Comissão de Educação dá parecer pela rejeição de emenda em projeto sobre nomeação de reitores
A emenda propõe estabelecer prazo de seis meses para que as mudanças sejam implementadas.
A Comissão de Educação, Ciência e Tecnologia da Assembleia Legislativa de Minas Gerais (ALMG) aprovou parecer, nesta quinta-feira (9/07/26), pela rejeição de emenda ao Projeto de Lei (PL) 5.365/26, apresentada durante a fase de discussão de 1º turno em Plenário pelo deputado Arlen Santiago (MDB). De autoria da presidenta da comissão, deputada Beatriz Cerqueira (PT), o projeto propõe mudanças no processo de escolha dos reitores das universidades estaduais.
A emenda propõe alterar a cláusula de vigência do projeto para que entre em vigor 180 dias após a data da publicação da lei. A proposição prevê entrada imediata em vigor da lei, entendimento seguido por três comissões que aprovaram pareceres favoráveis ao texto original: Comissão de Constituição e Justiça, de Educação, Ciência e Tecnologia e de Administração Pública.
O relator da emenda, deputado Leleco Pimentel (PT), entendeu que a intenção do autor foi apenas protelatória. No parecer, ele argumentou que a prorrogação não se justifica, “uma vez que a implementação das medidas instituídas pela proposição em estudo não exige período de adaptação nem por parte da Uemg e Unimontes nem por parte do governo do Estado”.

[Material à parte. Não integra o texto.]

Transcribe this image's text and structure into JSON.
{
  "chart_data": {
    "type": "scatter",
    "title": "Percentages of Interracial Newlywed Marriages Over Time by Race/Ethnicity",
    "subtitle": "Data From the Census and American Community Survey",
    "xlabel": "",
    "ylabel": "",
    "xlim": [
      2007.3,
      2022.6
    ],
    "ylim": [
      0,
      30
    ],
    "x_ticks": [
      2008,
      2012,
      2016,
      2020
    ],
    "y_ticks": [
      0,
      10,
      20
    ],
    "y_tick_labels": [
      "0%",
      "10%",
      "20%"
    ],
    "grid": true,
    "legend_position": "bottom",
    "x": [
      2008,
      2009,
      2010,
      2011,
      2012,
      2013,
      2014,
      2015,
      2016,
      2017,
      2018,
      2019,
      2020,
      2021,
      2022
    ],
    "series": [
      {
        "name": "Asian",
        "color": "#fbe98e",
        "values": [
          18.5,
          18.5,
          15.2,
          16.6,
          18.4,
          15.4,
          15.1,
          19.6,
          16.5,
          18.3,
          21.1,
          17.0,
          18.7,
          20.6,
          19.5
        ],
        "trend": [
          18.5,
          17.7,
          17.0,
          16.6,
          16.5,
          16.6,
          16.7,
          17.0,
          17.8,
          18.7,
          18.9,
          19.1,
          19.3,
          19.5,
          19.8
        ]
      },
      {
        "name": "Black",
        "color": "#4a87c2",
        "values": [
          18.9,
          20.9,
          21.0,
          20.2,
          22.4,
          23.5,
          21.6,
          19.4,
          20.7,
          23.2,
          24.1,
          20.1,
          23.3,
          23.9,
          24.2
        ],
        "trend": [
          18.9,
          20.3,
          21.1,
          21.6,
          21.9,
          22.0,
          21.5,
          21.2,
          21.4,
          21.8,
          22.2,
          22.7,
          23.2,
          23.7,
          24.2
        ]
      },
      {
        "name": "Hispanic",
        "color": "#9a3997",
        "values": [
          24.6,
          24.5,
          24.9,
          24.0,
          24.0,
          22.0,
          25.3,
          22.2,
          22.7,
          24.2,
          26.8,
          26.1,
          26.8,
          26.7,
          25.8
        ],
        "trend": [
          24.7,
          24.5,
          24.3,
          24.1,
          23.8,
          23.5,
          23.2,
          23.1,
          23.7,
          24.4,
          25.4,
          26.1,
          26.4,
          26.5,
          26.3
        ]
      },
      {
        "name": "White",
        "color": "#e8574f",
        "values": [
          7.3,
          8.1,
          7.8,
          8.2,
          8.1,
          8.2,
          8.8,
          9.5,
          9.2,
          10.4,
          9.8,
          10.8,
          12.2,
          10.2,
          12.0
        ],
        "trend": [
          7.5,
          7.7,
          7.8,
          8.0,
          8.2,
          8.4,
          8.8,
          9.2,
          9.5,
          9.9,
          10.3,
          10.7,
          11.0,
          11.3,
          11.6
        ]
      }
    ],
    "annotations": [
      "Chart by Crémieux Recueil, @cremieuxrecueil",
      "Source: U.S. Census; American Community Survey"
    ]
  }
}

Conforme o deputado, o projeto não prevê a criação de estruturas administrativas, providências ou procedimentos que já não integrem o processo de escolha dos dirigentes das instituições universitárias atualmente adotado. “Trata-se, portanto, de medidas de aplicação imediata, cuja eficácia dependerá apenas da observância de seus comandos legais, de modo que a postergação de sua vigência por 180 dias apenas retardaria, sem justificativa, a produção dos efeitos pretendidos pela lei”.
A legislação atual permite que o governador escolha nomear candidatos que não tenham sido os mais votados nas eleições para reitor e vice-reitor das universidades estaduais (Uemg e Unimontes). Por isso, o PL 5.365/26 revoga as disposições legais que preveem a formação de lista tríplice para a nomeação nos cargos. Na prática, estabelece que a nomeação dos gestores universitários deverá observar o resultado da eleição direta realizada pela comunidade acadêmica. Os mandatos continuam com duração de quatro anos, permitida uma recondução após nova eleição.
Com a análise da emenda, o projeto retorna para o Plenário, já na fase de votação em 1º turno.